Au lieu de se concentrer sur la paix et la désescalade, les États-Unis et l’Union européenne ont choisi de militariser davantage une zone instable pour protéger une voie cruciale pour les combustibles fossiles, principalement responsables du désastre climatique. Les deux autres missions européennes liées à la nouvelle opération Aspides, à savoir EMASoH dans le détroit d'Ormuz et Atalante dans le golfe d'Aden, jouent également depuis des années un rôle dans la protection des importations de pétrole et de gaz.

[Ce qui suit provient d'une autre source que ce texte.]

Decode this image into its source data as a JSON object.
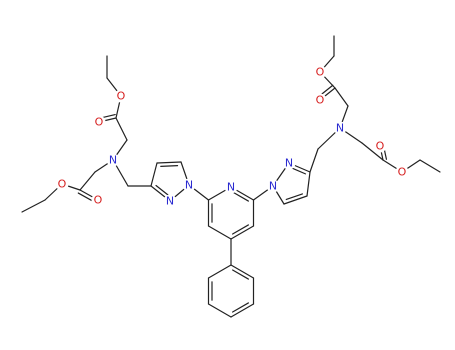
{
  "atoms": [
    "O",
    "O",
    "N",
    "O",
    "O",
    "N",
    "N",
    "N",
    "N",
    "N",
    "N",
    "O",
    "O",
    "O",
    "O"
  ]
}
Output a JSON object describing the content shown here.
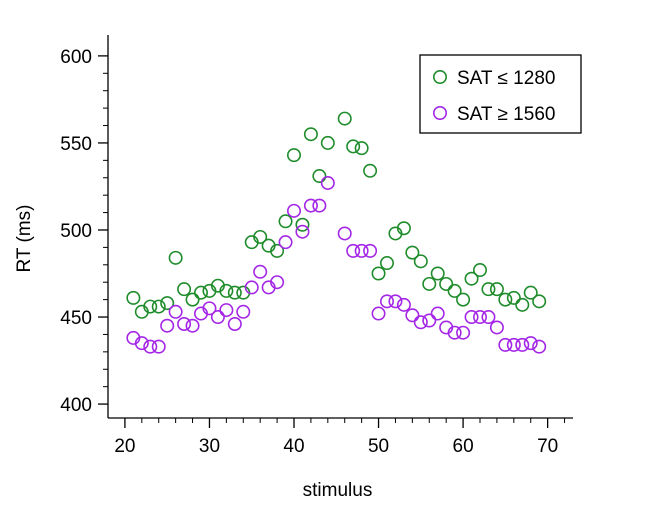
{
  "chart_data": {
    "type": "scatter",
    "xlabel": "stimulus",
    "ylabel": "RT (ms)",
    "xlim": [
      18,
      73
    ],
    "ylim": [
      392,
      612
    ],
    "xticks": [
      20,
      30,
      40,
      50,
      60,
      70
    ],
    "yticks": [
      400,
      450,
      500,
      550,
      600
    ],
    "grid": false,
    "legend_position": "top-right",
    "series": [
      {
        "name": "SAT ≤ 1280",
        "color": "#1f8c2b",
        "marker": "open-circle",
        "points": [
          [
            21,
            461
          ],
          [
            22,
            453
          ],
          [
            23,
            456
          ],
          [
            24,
            456
          ],
          [
            25,
            458
          ],
          [
            26,
            484
          ],
          [
            27,
            466
          ],
          [
            28,
            460
          ],
          [
            29,
            464
          ],
          [
            30,
            465
          ],
          [
            31,
            468
          ],
          [
            32,
            465
          ],
          [
            33,
            464
          ],
          [
            34,
            464
          ],
          [
            35,
            493
          ],
          [
            36,
            496
          ],
          [
            37,
            491
          ],
          [
            38,
            488
          ],
          [
            39,
            505
          ],
          [
            40,
            543
          ],
          [
            41,
            503
          ],
          [
            42,
            555
          ],
          [
            43,
            531
          ],
          [
            44,
            550
          ],
          [
            46,
            564
          ],
          [
            47,
            548
          ],
          [
            48,
            547
          ],
          [
            49,
            534
          ],
          [
            50,
            475
          ],
          [
            51,
            481
          ],
          [
            52,
            498
          ],
          [
            53,
            501
          ],
          [
            54,
            487
          ],
          [
            55,
            482
          ],
          [
            56,
            469
          ],
          [
            57,
            475
          ],
          [
            58,
            469
          ],
          [
            59,
            465
          ],
          [
            60,
            460
          ],
          [
            61,
            472
          ],
          [
            62,
            477
          ],
          [
            63,
            466
          ],
          [
            64,
            466
          ],
          [
            65,
            460
          ],
          [
            66,
            461
          ],
          [
            67,
            457
          ],
          [
            68,
            464
          ],
          [
            69,
            459
          ]
        ]
      },
      {
        "name": "SAT ≥ 1560",
        "color": "#a426e6",
        "marker": "open-circle",
        "points": [
          [
            21,
            438
          ],
          [
            22,
            435
          ],
          [
            23,
            433
          ],
          [
            24,
            433
          ],
          [
            25,
            445
          ],
          [
            26,
            453
          ],
          [
            27,
            446
          ],
          [
            28,
            445
          ],
          [
            29,
            452
          ],
          [
            30,
            455
          ],
          [
            31,
            450
          ],
          [
            32,
            454
          ],
          [
            33,
            446
          ],
          [
            34,
            453
          ],
          [
            35,
            467
          ],
          [
            36,
            476
          ],
          [
            37,
            467
          ],
          [
            38,
            470
          ],
          [
            39,
            493
          ],
          [
            40,
            511
          ],
          [
            41,
            499
          ],
          [
            42,
            514
          ],
          [
            43,
            514
          ],
          [
            44,
            527
          ],
          [
            46,
            498
          ],
          [
            47,
            488
          ],
          [
            48,
            488
          ],
          [
            49,
            488
          ],
          [
            50,
            452
          ],
          [
            51,
            459
          ],
          [
            52,
            459
          ],
          [
            53,
            457
          ],
          [
            54,
            451
          ],
          [
            55,
            447
          ],
          [
            56,
            448
          ],
          [
            57,
            452
          ],
          [
            58,
            444
          ],
          [
            59,
            441
          ],
          [
            60,
            441
          ],
          [
            61,
            450
          ],
          [
            62,
            450
          ],
          [
            63,
            450
          ],
          [
            64,
            444
          ],
          [
            65,
            434
          ],
          [
            66,
            434
          ],
          [
            67,
            434
          ],
          [
            68,
            435
          ],
          [
            69,
            433
          ]
        ]
      }
    ]
  }
}
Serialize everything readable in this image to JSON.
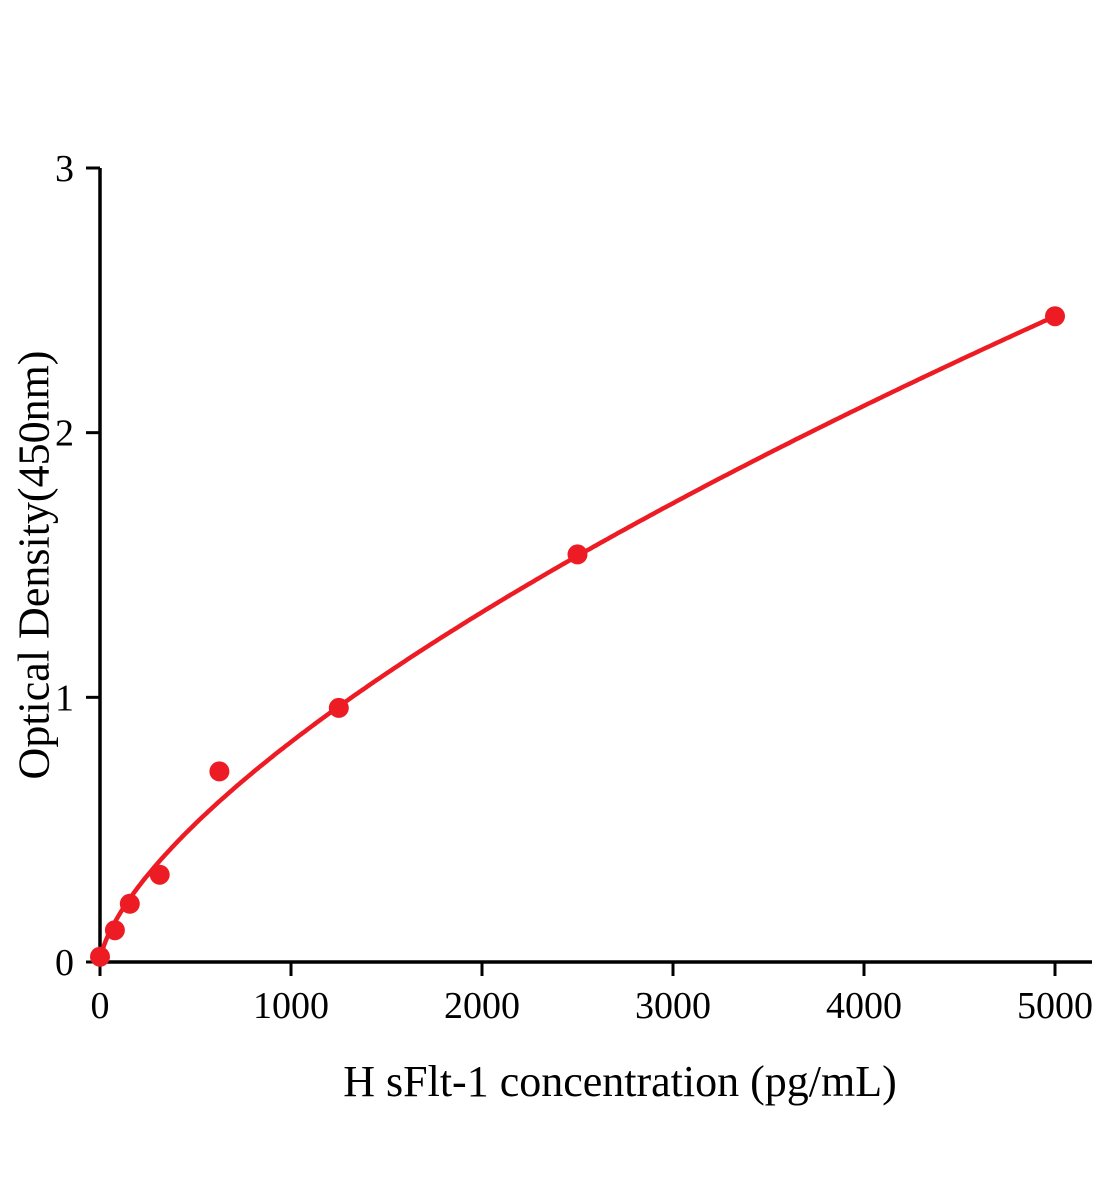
{
  "figure": {
    "background": "#ffffff"
  },
  "chart_data": {
    "type": "scatter",
    "title": "",
    "xlabel": "H sFlt-1 concentration (pg/mL)",
    "ylabel": "Optical Density(450nm)",
    "xlim": [
      0,
      5000
    ],
    "ylim": [
      0,
      3
    ],
    "xticks": [
      0,
      1000,
      2000,
      3000,
      4000,
      5000
    ],
    "yticks": [
      0,
      1,
      2,
      3
    ],
    "grid": false,
    "legend_position": "none",
    "axis_color": "#000000",
    "marker_color": "#ed1c24",
    "line_color": "#ed1c24",
    "points": [
      {
        "x": 0,
        "y": 0.02
      },
      {
        "x": 78.125,
        "y": 0.12
      },
      {
        "x": 156.25,
        "y": 0.22
      },
      {
        "x": 312.5,
        "y": 0.33
      },
      {
        "x": 625,
        "y": 0.72
      },
      {
        "x": 1250,
        "y": 0.96
      },
      {
        "x": 2500,
        "y": 1.54
      },
      {
        "x": 5000,
        "y": 2.44
      }
    ],
    "fit": {
      "type": "power",
      "a": 0.00818,
      "b": 0.669,
      "x_start": 0,
      "x_end": 5000
    }
  }
}
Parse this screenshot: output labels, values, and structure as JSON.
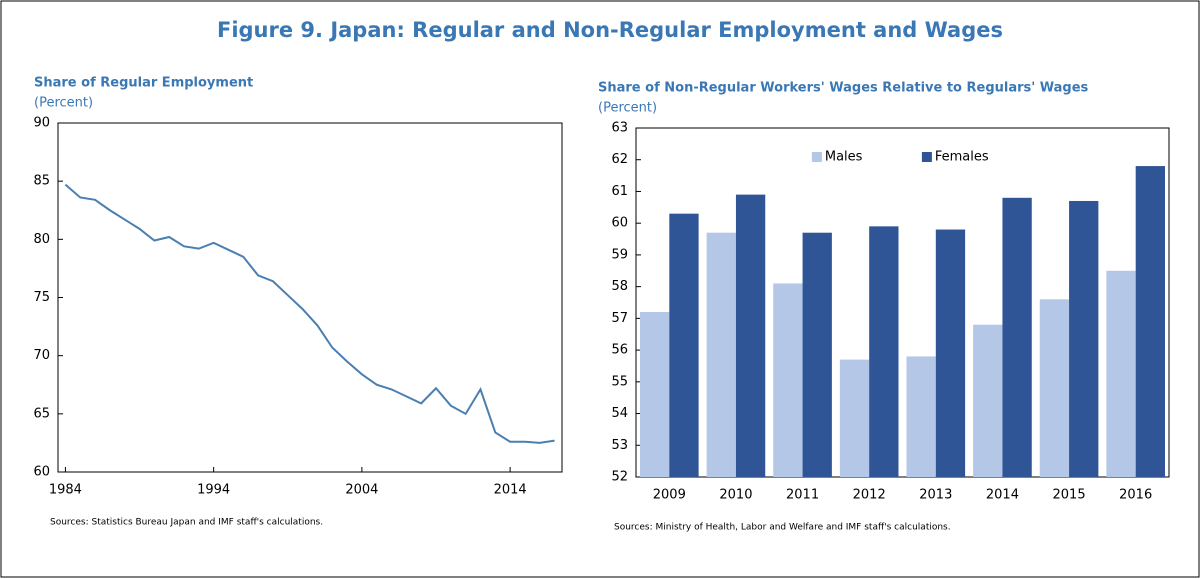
{
  "title": "Figure 9. Japan: Regular and Non-Regular Employment and Wages",
  "chart_data": [
    {
      "type": "line",
      "title": "Share of Regular Employment",
      "subtitle": "(Percent)",
      "source": "Sources: Statistics Bureau Japan and IMF staff's calculations.",
      "x": [
        1984,
        1985,
        1986,
        1987,
        1988,
        1989,
        1990,
        1991,
        1992,
        1993,
        1994,
        1995,
        1996,
        1997,
        1998,
        1999,
        2000,
        2001,
        2002,
        2003,
        2004,
        2005,
        2006,
        2007,
        2008,
        2009,
        2010,
        2011,
        2012,
        2013,
        2014,
        2015,
        2016,
        2017
      ],
      "series": [
        {
          "name": "Share of Regular Employment",
          "color": "#4a7fb0",
          "values": [
            84.7,
            83.6,
            83.4,
            82.5,
            81.7,
            80.9,
            79.9,
            80.2,
            79.4,
            79.2,
            79.7,
            79.1,
            78.5,
            76.9,
            76.4,
            75.2,
            74.0,
            72.6,
            70.7,
            69.5,
            68.4,
            67.5,
            67.1,
            66.5,
            65.9,
            67.2,
            65.7,
            65.0,
            67.1,
            63.4,
            62.6,
            62.6,
            62.5,
            62.7
          ]
        }
      ],
      "xlim": [
        1983.5,
        2017.5
      ],
      "xticks": [
        1984,
        1994,
        2004,
        2014
      ],
      "ylim": [
        60,
        90
      ],
      "yticks": [
        60,
        65,
        70,
        75,
        80,
        85,
        90
      ],
      "grid": false
    },
    {
      "type": "bar",
      "title": "Share of Non-Regular Workers' Wages Relative to Regulars' Wages",
      "subtitle": "(Percent)",
      "source": "Sources: Ministry of Health, Labor and Welfare and IMF staff's calculations.",
      "categories": [
        "2009",
        "2010",
        "2011",
        "2012",
        "2013",
        "2014",
        "2015",
        "2016"
      ],
      "series": [
        {
          "name": "Males",
          "color": "#b4c7e7",
          "values": [
            57.2,
            59.7,
            58.1,
            55.7,
            55.8,
            56.8,
            57.6,
            58.5
          ]
        },
        {
          "name": "Females",
          "color": "#2f5597",
          "values": [
            60.3,
            60.9,
            59.7,
            59.9,
            59.8,
            60.8,
            60.7,
            61.8
          ]
        }
      ],
      "ylim": [
        52,
        63
      ],
      "yticks": [
        52,
        53,
        54,
        55,
        56,
        57,
        58,
        59,
        60,
        61,
        62,
        63
      ],
      "grid": false,
      "legend": "top"
    }
  ]
}
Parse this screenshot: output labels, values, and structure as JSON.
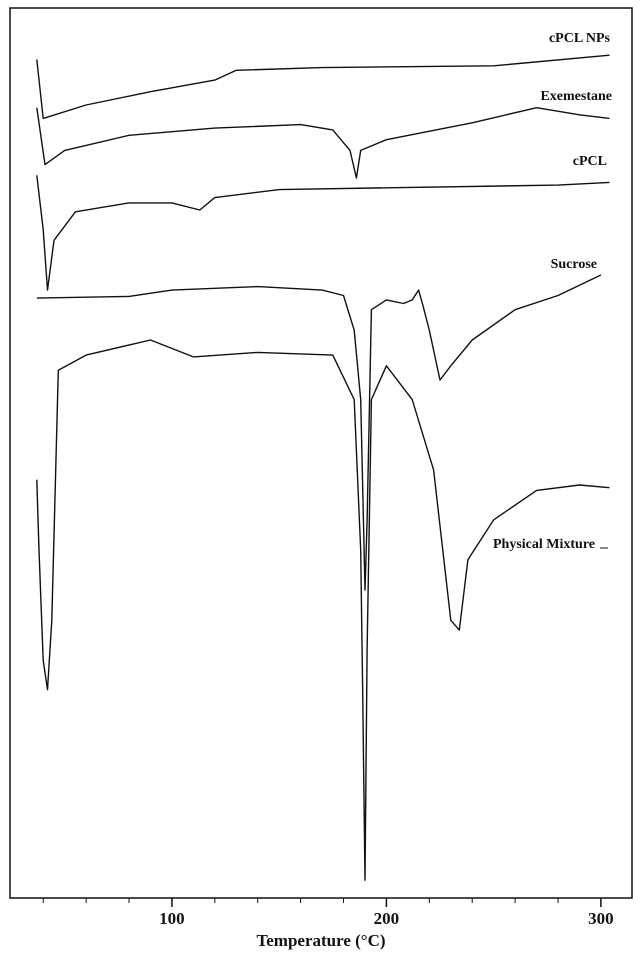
{
  "chart_data": {
    "type": "line",
    "x_label": "Temperature (°C)",
    "xlim": [
      24.5,
      314.5
    ],
    "ylim": [
      0,
      100
    ],
    "xticks": [
      100,
      200,
      300
    ],
    "minor_xticks": [
      40,
      60,
      80,
      120,
      140,
      160,
      180,
      220,
      240,
      260,
      280
    ],
    "color": "#111111",
    "series": [
      {
        "name": "cPCL NPs",
        "color": "#111111",
        "x": [
          37,
          40,
          60,
          90,
          120,
          130,
          170,
          250,
          304
        ],
        "values": [
          94.2,
          87.6,
          89.1,
          90.6,
          91.9,
          93.0,
          93.3,
          93.5,
          94.7
        ]
      },
      {
        "name": "Exemestane",
        "color": "#111111",
        "x": [
          37,
          40.8,
          50,
          80,
          120,
          160,
          175,
          183,
          186,
          188,
          200,
          240,
          270,
          290,
          304
        ],
        "values": [
          88.8,
          82.4,
          84.0,
          85.7,
          86.5,
          86.9,
          86.3,
          84.0,
          80.9,
          84.0,
          85.2,
          87.1,
          88.8,
          88.0,
          87.6
        ]
      },
      {
        "name": "cPCL",
        "color": "#111111",
        "x": [
          37,
          40,
          42,
          45,
          55,
          80,
          100,
          113,
          120,
          150,
          200,
          280,
          304
        ],
        "values": [
          81.2,
          75.1,
          68.3,
          73.9,
          77.1,
          78.1,
          78.1,
          77.3,
          78.7,
          79.6,
          79.8,
          80.1,
          80.4
        ]
      },
      {
        "name": "Sucrose",
        "color": "#111111",
        "x": [
          37,
          80,
          100,
          140,
          170,
          180,
          185,
          188,
          190,
          191,
          193,
          200,
          208,
          212,
          215,
          217,
          220,
          225,
          230,
          240,
          260,
          280,
          300
        ],
        "values": [
          67.4,
          67.6,
          68.3,
          68.7,
          68.3,
          67.7,
          63.8,
          56.0,
          34.6,
          42.4,
          66.1,
          67.2,
          66.8,
          67.2,
          68.3,
          66.6,
          63.8,
          58.2,
          59.8,
          62.7,
          66.1,
          67.7,
          70.0
        ]
      },
      {
        "name": "Physical Mixture",
        "color": "#111111",
        "x": [
          37,
          38,
          40,
          42,
          44,
          47,
          60,
          90,
          110,
          140,
          175,
          185,
          188,
          189,
          190,
          191,
          193,
          200,
          212,
          222,
          230,
          234,
          238,
          250,
          270,
          290,
          304
        ],
        "values": [
          47.0,
          39.1,
          26.7,
          23.4,
          31.2,
          59.3,
          61.0,
          62.7,
          60.8,
          61.3,
          61.0,
          56.0,
          39.1,
          22.2,
          2.0,
          27.9,
          56.0,
          59.8,
          56.0,
          48.1,
          31.2,
          30.1,
          38.0,
          42.5,
          45.8,
          46.4,
          46.1
        ]
      }
    ]
  }
}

La carte des missions de protection pétrolière et gazière
Les principaux domaines de missions militaires « fossiles » restent ceux des années précédentes, à savoir :
- Nord-Ouest de l'océan Indien
- Moyen-Orient
- Méditerranée centrale et orientale
- Golfe de Guinée et Mozambique
Les cas les plus frappants de missions « fossiles » restent l'opération Gabinia dans le golfe de Guinée – qui continue d'avoir pour mission première la protection des « actifs extractifs d'ENI, opérant dans les eaux internationales », ainsi que la protection des pétroliers et autres navires. contre les attaques de pirates -, et Mediterraneo Sicuro, qui voit confirmée « la surveillance et la protection des plates-formes ENI situées dans les eaux internationales au large des côtes libyennes ». En 2023, souligne le rapport gouvernemental, cette mission a également contribué « à la sécurité énergétique et des communications à travers la protection des infrastructures critiques (plateformes offshore, oléoducs, gazoducs, canalisations sous-marines) d'intérêt stratégique national, y compris dans leurs sous-marins ». dimension « .
Le document gouvernemental précise en effet que «le contrôle et la surveillance des infrastructures énergétiques à eux seuls apparaissent insuffisants pour garantir cette sécurité (énergie, ndlr) ».
Bref, la priorité des gouvernements italiens reste toujours la même : les énergies fossiles.